Austrian election could produce EU's first far-right head of state

World Sunday 22/May/2016 16:41 PM
By: Times News Service
Austrian election could produce EU's first far-right head of state

Vienna: Austria could elect the European Union's first far-right head of state on Sunday, with support for Freedom Party candidate Norbert Hofer buoyed by a migration crisis that has heightened fears about employment and security.
Opinion polls suggest the presidential run-off between Hofer and former Greens leader Alexander van der Bellen will be close. A far-right victory would resonate across the 28-member EU, where migration driven by conflict and poverty in the Middle East and elsewhere has become a major political issue.
Support for groups like the eurosceptic, anti-immigration Freedom Party (FPO) has been rising in various countries, whether they have taken in many migrants in the recent influx, like Germany and Sweden, or not, like France and Britain.
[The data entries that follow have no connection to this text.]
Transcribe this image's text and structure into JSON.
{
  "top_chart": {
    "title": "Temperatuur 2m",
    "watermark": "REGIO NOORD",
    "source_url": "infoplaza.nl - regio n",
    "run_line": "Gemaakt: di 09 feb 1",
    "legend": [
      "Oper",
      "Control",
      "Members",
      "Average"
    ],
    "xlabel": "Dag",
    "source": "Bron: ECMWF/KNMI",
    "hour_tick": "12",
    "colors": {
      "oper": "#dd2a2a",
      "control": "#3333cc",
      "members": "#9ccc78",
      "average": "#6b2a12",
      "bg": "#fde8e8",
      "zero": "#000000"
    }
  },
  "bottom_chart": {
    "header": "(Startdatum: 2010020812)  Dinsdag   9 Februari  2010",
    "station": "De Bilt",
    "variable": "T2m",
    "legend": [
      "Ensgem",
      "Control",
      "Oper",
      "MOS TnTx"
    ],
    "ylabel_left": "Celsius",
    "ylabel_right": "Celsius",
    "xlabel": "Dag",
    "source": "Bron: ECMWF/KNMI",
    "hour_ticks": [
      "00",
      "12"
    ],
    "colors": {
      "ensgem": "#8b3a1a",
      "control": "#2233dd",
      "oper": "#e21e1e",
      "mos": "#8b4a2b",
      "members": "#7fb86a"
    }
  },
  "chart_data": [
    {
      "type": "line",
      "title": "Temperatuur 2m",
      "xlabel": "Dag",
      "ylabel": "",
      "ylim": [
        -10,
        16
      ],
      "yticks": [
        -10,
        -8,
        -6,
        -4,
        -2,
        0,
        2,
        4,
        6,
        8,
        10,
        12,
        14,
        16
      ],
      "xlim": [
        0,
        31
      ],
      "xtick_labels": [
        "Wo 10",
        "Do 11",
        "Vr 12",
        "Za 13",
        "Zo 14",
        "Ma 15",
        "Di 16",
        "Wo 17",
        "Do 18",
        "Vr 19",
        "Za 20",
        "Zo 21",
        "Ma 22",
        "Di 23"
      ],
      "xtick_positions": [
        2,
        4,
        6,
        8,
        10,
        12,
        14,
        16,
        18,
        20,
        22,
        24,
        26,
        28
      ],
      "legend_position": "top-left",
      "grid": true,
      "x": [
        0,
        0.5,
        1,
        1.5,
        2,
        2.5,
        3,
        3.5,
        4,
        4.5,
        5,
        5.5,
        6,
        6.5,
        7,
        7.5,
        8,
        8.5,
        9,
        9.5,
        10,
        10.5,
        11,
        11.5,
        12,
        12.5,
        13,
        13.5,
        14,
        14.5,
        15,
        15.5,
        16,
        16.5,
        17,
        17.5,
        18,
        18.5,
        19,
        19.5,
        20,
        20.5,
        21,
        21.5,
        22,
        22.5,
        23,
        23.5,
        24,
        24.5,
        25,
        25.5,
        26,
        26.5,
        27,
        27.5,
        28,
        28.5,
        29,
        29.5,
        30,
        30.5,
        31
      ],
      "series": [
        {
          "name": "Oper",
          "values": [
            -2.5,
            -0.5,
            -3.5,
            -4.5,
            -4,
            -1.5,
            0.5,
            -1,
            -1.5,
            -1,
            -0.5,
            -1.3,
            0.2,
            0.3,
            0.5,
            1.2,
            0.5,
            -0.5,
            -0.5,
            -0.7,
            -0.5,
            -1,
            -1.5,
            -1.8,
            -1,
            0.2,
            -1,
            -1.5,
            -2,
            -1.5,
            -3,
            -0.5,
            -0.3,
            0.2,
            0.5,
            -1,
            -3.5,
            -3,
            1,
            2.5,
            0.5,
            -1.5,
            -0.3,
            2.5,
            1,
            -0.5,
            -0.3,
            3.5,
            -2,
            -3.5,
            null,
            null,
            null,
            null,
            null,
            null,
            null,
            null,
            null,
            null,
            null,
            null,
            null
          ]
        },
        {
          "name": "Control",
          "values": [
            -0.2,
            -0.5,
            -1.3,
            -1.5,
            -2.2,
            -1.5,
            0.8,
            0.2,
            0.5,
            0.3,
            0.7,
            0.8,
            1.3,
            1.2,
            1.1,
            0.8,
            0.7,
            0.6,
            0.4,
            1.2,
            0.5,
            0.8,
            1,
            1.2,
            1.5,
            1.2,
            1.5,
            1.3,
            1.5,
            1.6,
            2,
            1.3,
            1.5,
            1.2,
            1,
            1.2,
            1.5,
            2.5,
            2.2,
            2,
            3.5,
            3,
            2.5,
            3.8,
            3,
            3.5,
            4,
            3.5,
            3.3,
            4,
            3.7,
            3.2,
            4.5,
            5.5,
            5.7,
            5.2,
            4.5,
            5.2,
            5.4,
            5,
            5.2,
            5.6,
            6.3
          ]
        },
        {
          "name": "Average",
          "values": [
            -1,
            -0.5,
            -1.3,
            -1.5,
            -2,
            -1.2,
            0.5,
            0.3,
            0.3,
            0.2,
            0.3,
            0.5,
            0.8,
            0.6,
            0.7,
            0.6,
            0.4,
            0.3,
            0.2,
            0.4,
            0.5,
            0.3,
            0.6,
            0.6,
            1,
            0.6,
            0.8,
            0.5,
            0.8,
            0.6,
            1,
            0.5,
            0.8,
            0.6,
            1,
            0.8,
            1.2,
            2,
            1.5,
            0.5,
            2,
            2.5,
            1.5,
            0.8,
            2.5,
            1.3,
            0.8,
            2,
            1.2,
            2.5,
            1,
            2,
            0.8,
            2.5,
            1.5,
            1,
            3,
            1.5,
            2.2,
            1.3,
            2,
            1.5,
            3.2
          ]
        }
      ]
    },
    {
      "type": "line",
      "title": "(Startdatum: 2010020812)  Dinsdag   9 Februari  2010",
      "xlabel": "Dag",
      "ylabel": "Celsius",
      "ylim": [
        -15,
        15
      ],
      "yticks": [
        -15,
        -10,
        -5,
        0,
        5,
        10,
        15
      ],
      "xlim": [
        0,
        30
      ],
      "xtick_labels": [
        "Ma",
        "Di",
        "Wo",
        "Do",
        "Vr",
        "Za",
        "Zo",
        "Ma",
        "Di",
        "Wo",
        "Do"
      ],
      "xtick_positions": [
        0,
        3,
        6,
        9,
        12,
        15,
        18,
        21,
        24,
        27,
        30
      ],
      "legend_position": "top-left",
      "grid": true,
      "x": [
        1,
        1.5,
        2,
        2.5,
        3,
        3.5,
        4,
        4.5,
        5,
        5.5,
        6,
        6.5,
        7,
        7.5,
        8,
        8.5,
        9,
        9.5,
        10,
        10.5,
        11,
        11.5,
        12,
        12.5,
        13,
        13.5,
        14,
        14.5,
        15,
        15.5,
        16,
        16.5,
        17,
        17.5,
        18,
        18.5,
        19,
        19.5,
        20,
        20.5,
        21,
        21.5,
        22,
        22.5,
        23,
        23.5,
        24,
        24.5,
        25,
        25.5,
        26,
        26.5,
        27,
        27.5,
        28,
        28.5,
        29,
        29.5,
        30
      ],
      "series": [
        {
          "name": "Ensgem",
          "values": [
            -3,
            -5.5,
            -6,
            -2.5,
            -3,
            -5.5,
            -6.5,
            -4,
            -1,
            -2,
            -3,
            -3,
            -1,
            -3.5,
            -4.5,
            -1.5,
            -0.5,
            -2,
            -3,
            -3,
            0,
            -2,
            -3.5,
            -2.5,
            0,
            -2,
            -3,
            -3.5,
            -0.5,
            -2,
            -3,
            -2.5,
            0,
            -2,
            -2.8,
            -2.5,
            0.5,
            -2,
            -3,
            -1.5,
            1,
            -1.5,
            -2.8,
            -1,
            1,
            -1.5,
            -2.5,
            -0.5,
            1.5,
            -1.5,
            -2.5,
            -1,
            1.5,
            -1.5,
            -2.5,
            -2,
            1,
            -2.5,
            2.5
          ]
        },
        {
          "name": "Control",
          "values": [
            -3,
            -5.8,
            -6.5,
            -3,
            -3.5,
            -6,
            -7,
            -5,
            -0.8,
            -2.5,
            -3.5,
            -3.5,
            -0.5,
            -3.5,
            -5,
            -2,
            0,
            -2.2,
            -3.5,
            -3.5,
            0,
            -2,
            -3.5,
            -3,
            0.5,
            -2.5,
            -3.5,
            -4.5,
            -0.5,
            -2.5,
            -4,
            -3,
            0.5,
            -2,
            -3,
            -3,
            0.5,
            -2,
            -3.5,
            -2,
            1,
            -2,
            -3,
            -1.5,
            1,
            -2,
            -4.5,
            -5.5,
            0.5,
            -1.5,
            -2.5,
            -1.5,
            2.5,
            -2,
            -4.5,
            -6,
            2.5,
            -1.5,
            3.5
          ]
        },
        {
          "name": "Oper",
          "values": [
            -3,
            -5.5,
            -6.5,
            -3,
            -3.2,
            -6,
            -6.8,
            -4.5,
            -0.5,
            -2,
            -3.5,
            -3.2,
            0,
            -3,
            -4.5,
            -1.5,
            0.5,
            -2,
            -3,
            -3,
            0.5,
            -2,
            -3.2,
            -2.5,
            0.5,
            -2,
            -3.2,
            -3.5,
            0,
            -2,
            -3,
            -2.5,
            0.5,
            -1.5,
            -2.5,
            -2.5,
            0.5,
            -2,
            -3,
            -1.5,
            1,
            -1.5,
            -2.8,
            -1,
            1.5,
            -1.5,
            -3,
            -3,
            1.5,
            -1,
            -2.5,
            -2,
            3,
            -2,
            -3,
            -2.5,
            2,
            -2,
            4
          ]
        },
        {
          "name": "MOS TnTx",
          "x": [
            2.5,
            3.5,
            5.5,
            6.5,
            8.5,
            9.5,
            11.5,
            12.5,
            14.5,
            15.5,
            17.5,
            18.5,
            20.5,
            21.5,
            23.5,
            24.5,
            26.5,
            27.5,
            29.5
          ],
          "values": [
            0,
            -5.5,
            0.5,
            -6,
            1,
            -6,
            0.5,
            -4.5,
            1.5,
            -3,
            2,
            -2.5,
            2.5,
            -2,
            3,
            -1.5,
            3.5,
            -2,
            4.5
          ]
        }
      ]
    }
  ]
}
Most are still far from achieving majority support. The FPO has been in government before, serving as a coalition partner in the early 2000s when it was led by the late Joerg Haider.
But whoever wins the presidential election, it is likely to be a new high-water mark for Austria's and Europe's far right, all the more significant for being in a prosperous country with comparatively low, albeit rising, unemployment.
If Hofer wins, mainstream parties will also come under scrutiny for not recommending an anti-FPO vote. Many feel that would only have bolstered the FPO's argument that it is taking on Austria's deeply entrenched political establishment.
In Austria, the president traditionally plays a largely ceremonial role but swears in the chancellor and can dismiss the cabinet.
"I have to work for one or two years and then everybody will see that I am OK, I am not a dangerous person," Hofer, 45, told reporters after voting in his eastern hometown of Pinkafeld.
Hofer, deputy leader of the FPO, is known as the gentler face of the party but has only recently become a household name.
Austria took in 90,000 asylum seekers last year, more than 1 per cent of its population, many of them shortly after it and neighbouring Germany opened their borders last autumn to a wave of migrants including refugees from Syria's civil war.
The government has since clamped down on immigration and asylum, but that failed to slow rising support for the FPO, which was already capitalising on widespread frustration with Austria's two traditional parties of government.
Sunday's run-off election comes four weeks after Hofer, 45, won the first round with 35 per cent of the vote. Opinion polls had suggested his support was much lower, though they regularly show his party ahead of its rivals on more than 30 per cent.
Van der Bellen, 72, who scored 21 per cent in the first round, said after voting in Vienna that he was "cautiously optimistic".
A projection will be published when the last polling stations close at 5pm (1500 GMT), and the result is due to be announced after 7pm. A high number of postal ballots has raised the prospect of the result being unclear until Monday.
Tabloid reports of immigrants availing themselves of Austria's generous benefits and of crimes in which immigrants have been suspects, have played into the FPO's hands.
A Gallup poll for the Oesterreich newspaper last weekend found Hofer ahead by a 53-47 margin based on 600 people surveyed. But it was a dead heat among those who said they were certain to vote, a key factor after nearly a third of eligible voters failed to cast ballots in the first round.
Bookmakers, however, gave Hofer as favourite. Betting website bwin.com, for example, gave odds of 1.45-to-one for Hofer and 2.55-to-one for van der Bellen.